In order to automate the configuration process, you need to create two new LyX document converters and modify an existing one. The Document Converter settings can be found in the Program Preferences dialog by going to:
To add a new converter, specify the file format that you wish to convert from, the file format that you wish to convert to, and the necessary command line arguments. When finished, click on the “Add” button or the “Modify” button.
- From format = “OpenDocument”, To format = “HTML”
Converter = w2l –xhtml –cleanhtml $$i $$o
- From format = “MS Word”, To format = “OpenDocument”
Converter = python /path/to/ConvertDoc/ConvertDoc.py $$i $$o
Modify Existing Converter
For users of Ubuntu Linux, html2latex is no longer provided by the distribution packages. This means that you will probably need to install and configure it manually. To work, latex2html requires three arguments: an input file, an output file, and a configuration file. As a result, you will need to update the “HTML –> LaTeX (plain)” converter so that it contains this information.
- From format = “HTML”, To format = “LaTeX (plain)”
Converter = java –jar /path/to/html2latex/htmltolatex.jar –input $$i –output $$o –config /path/to/config.xml
The /path/to/html2latex is simply the path where you extracted the html2latex folder in the previous step. config.xml is typically found in the same folder as htmltolatex.jar.
Once you have installed the software and added the additional converters, you will be able to import MS Word documents directly into LyX. LyX will handle all of the background steps for you automatically.
To import a new document, simply go to File->Import->Word Document, and select the file from your hard drive.

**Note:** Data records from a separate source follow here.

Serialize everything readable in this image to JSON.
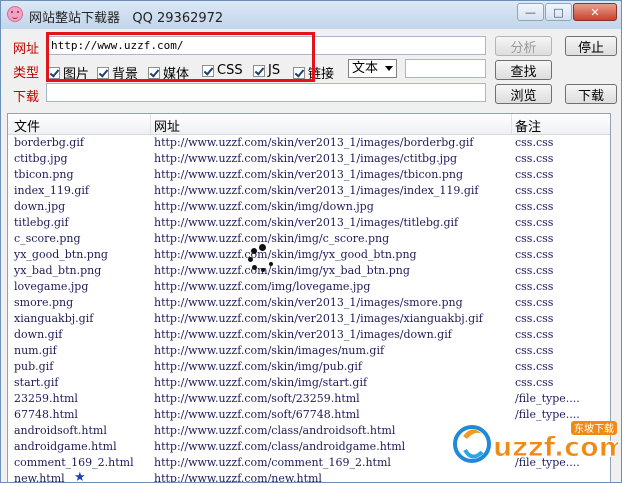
{
  "window": {
    "title": "网站整站下载器",
    "qq": "QQ 29362972",
    "buttons": [
      "minimize",
      "maximize",
      "close"
    ]
  },
  "form": {
    "url_label": "网址",
    "url_value": "http://www.uzzf.com/",
    "type_label": "类型",
    "download_label": "下载",
    "checkboxes": [
      {
        "label": "图片",
        "checked": true
      },
      {
        "label": "背景",
        "checked": true
      },
      {
        "label": "媒体",
        "checked": true
      },
      {
        "label": "CSS",
        "checked": true
      },
      {
        "label": "JS",
        "checked": true
      },
      {
        "label": "链接",
        "checked": true
      }
    ],
    "format_select": "文本",
    "analyze_button": "分析",
    "stop_button": "停止",
    "find_button": "查找",
    "browse_button": "浏览",
    "download_button": "下载"
  },
  "table": {
    "columns": [
      "文件",
      "网址",
      "备注"
    ],
    "rows": [
      {
        "file": "borderbg.gif",
        "url": "http://www.uzzf.com/skin/ver2013_1/images/borderbg.gif",
        "note": "css.css"
      },
      {
        "file": "ctitbg.jpg",
        "url": "http://www.uzzf.com/skin/ver2013_1/images/ctitbg.jpg",
        "note": "css.css"
      },
      {
        "file": "tbicon.png",
        "url": "http://www.uzzf.com/skin/ver2013_1/images/tbicon.png",
        "note": "css.css"
      },
      {
        "file": "index_119.gif",
        "url": "http://www.uzzf.com/skin/ver2013_1/images/index_119.gif",
        "note": "css.css"
      },
      {
        "file": "down.jpg",
        "url": "http://www.uzzf.com/skin/img/down.jpg",
        "note": "css.css"
      },
      {
        "file": "titlebg.gif",
        "url": "http://www.uzzf.com/skin/ver2013_1/images/titlebg.gif",
        "note": "css.css"
      },
      {
        "file": "c_score.png",
        "url": "http://www.uzzf.com/skin/img/c_score.png",
        "note": "css.css"
      },
      {
        "file": "yx_good_btn.png",
        "url": "http://www.uzzf.com/skin/img/yx_good_btn.png",
        "note": "css.css"
      },
      {
        "file": "yx_bad_btn.png",
        "url": "http://www.uzzf.com/skin/img/yx_bad_btn.png",
        "note": "css.css"
      },
      {
        "file": "lovegame.jpg",
        "url": "http://www.uzzf.com/img/lovegame.jpg",
        "note": "css.css"
      },
      {
        "file": "smore.png",
        "url": "http://www.uzzf.com/skin/ver2013_1/images/smore.png",
        "note": "css.css"
      },
      {
        "file": "xianguakbj.gif",
        "url": "http://www.uzzf.com/skin/ver2013_1/images/xianguakbj.gif",
        "note": "css.css"
      },
      {
        "file": "down.gif",
        "url": "http://www.uzzf.com/skin/ver2013_1/images/down.gif",
        "note": "css.css"
      },
      {
        "file": "num.gif",
        "url": "http://www.uzzf.com/skin/images/num.gif",
        "note": "css.css"
      },
      {
        "file": "pub.gif",
        "url": "http://www.uzzf.com/skin/img/pub.gif",
        "note": "css.css"
      },
      {
        "file": "start.gif",
        "url": "http://www.uzzf.com/skin/img/start.gif",
        "note": "css.css"
      },
      {
        "file": "23259.html",
        "url": "http://www.uzzf.com/soft/23259.html",
        "note": "/file_type...."
      },
      {
        "file": "67748.html",
        "url": "http://www.uzzf.com/soft/67748.html",
        "note": "/file_type...."
      },
      {
        "file": "androidsoft.html",
        "url": "http://www.uzzf.com/class/androidsoft.html",
        "note": ""
      },
      {
        "file": "androidgame.html",
        "url": "http://www.uzzf.com/class/androidgame.html",
        "note": ""
      },
      {
        "file": "comment_169_2.html",
        "url": "http://www.uzzf.com/comment_169_2.html",
        "note": "/file_type...."
      },
      {
        "file": "new.html",
        "url": "http://www.uzzf.com/new.html",
        "note": "",
        "star": true
      }
    ]
  },
  "overlay": {
    "spinner_icon": "loading-spinner",
    "watermark_text": "uzzf.com",
    "watermark_subtext": "东坡下载"
  }
}
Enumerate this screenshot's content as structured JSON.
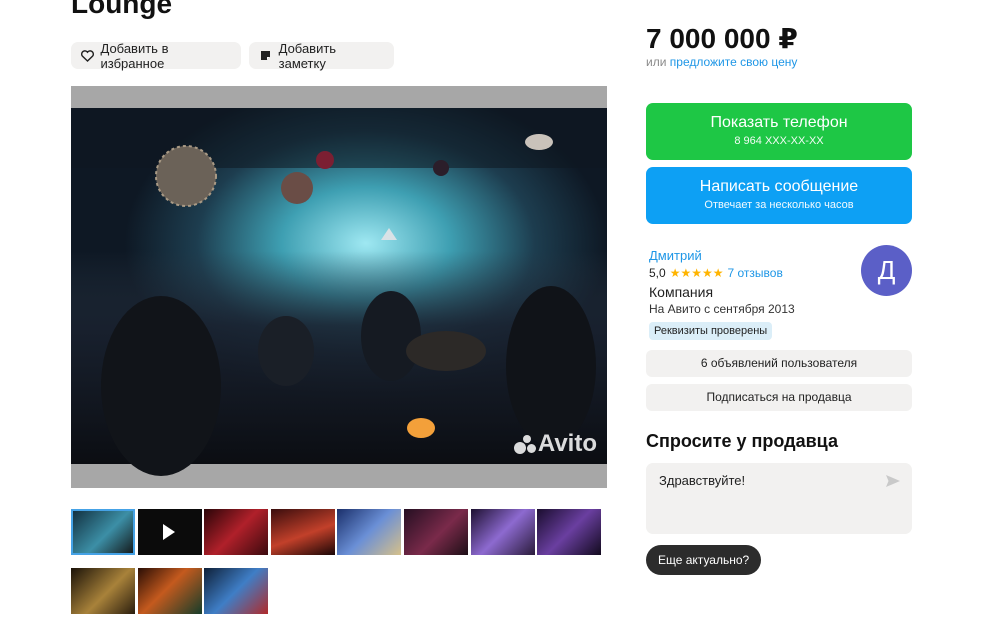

Though this custom converter makes it much easier to work with MS Word documents in LyX, it isn’t perfect:
- The process is fairly slow. To convert from a Word DOC to an ODF, it is necessary to open a background instance of Open Office. This may take several seconds, during which LyX may appear as though it has stopped responding. (The python class will close OpenOffice when it is finished.)
- While htmltolatex does an admirable job of converting formatting and other markup, documents with sophisticated layout and obscure tags are not always imported correctly. This, unfortunately, includes HTML tables. For documents with tables, you will likely have better luck using Writer2LaTeX directly.
- Mathematical typesetting within Word is not always maintained when converting from .doc to .odf. In many instances equations are transformed into images.
- Image layouts are not always maintained. htmltolatex is not able to transform images into proper float or wrap environments.
Some of the above concerns can be somewhat mitigated by creating a custom writer2latex configuration file (though I’ve been very happy with the default options). This allows you to map encodings, indicate which backend you would like to use in the conversion and specify how any custom styles or tags should be transformed. More information can be found at the writer2latex project page.